Writing of Griswold, Bork argued that the right to privacy “does not have any rooting in the Constitution” and “comes out of nowhere.” This argument has proved compelling to many self-styled strict constructionists, who claim that if the Constitution doesn’t specifically mention the right to privacy—and if it doesn’t explicitly identify abortion as falling under that right—then no such right exists.

The problem with this argument is that it doesn’t square with the Ninth Amendment, which affirms that “the enumeration in the Constitution, of certain rights, shall not be construed to deny or disparage others retained by the people.” In other words, the Bill of Rights lists some but not all of the rights retained by the people.

Douglas’s majority decision in Griswold found that the institution of marriage long-preceded the Constitution, and as such, the right of married people to govern their own sex lives and procreative strategies was one of the ancient common-law rights guaranteed by the Ninth Amendment.

Writing for the majority in Roe, Justice Harry Blackmun also located the right to privacy in the Ninth Amendment. Former counsel for the Mayo Clinic in Rochester, Minnesota, Blackmun became well-versed in the medical history of abortion. As he explained in his majority decision, “it perhaps is not generally appreciated that the restrictive criminal abortion laws in effect in a majority of States today are of relatively recent vintage. Those laws, generally proscribing abortion or its attempt at any time during pregnancy except when necessary to preserve the pregnant woman’s life, are not of ancient or even of common law origin. Instead, they derive from statutory changes effected, for the most part, in the latter half of the 19th century.” In 1787, when the Constitution was drafted, as a matter of “common law, abortion performed before ‘quickening’—the first recognizable movement of the fetus in utero, appearing usually from the 16th to the 18th week of pregnancy—was not an indictable offense.”
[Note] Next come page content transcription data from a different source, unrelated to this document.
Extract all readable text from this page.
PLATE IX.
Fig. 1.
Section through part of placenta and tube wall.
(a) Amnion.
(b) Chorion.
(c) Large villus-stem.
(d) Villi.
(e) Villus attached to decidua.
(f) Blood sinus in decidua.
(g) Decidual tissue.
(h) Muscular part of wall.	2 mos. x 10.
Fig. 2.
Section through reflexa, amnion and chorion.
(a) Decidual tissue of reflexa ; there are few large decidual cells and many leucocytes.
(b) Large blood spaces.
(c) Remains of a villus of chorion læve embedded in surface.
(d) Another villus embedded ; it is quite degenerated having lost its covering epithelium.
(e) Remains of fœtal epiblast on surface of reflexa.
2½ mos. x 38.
When states began restricting the right to abortion, in the mid-nineteenth century, they usually did so with the express purpose of safeguarding the health and safety of the mother. This made some sense, given the dangers associated with abortion in the era before modern medicine. But subsequent improvements in the medical sciences rendered abortion a safe procedure and thus undermined the rationale for these nineteenth-century restrictions.

“Strict constructionists” like to argue for a literal reading of the Constitution. If a certain right is not embedded in its text, it doesn’t exist. But as Douglas and Blackmun demonstrated, citizens enjoyed a host of common-law privacy rights prior to—and at the time of—the Constitution’s enactment, and these rights fall under the rubric of those “rights . . . retained by the people” protected by the Ninth Amendment. If “strict constructionists” don’t like abortion, the onus is on them to amend the Constitution and remove a right that was guaranteed to women at the time of its original drafting.

Pro-life activists might respond to this argument by noting that we know more about fetal development today than did the Founding Fathers in 1787. This is true, and undoubtedly many Americans sincerely agree with Justice Kennedy that abortion poses “ethical and moral concerns.” But as Robert Bork once argued, “We have to accept that there’s a difference between laws that embody bad policy and laws that a state legislature lacks the power to enact. A law can be bad—like the Connecticut law in Griswold—without being unconstitutional.” By the same logic, a law can be immoral without being unconstitutional.

Since 1973, the pro-life movement has cloaked itself in the “strict-constructionist” argument. The pro-choice movement would do well to deconstruct this syllogism. Whether abortion is good or bad, it was a common-law right in 1787, and as such, it is protected by the Constitution.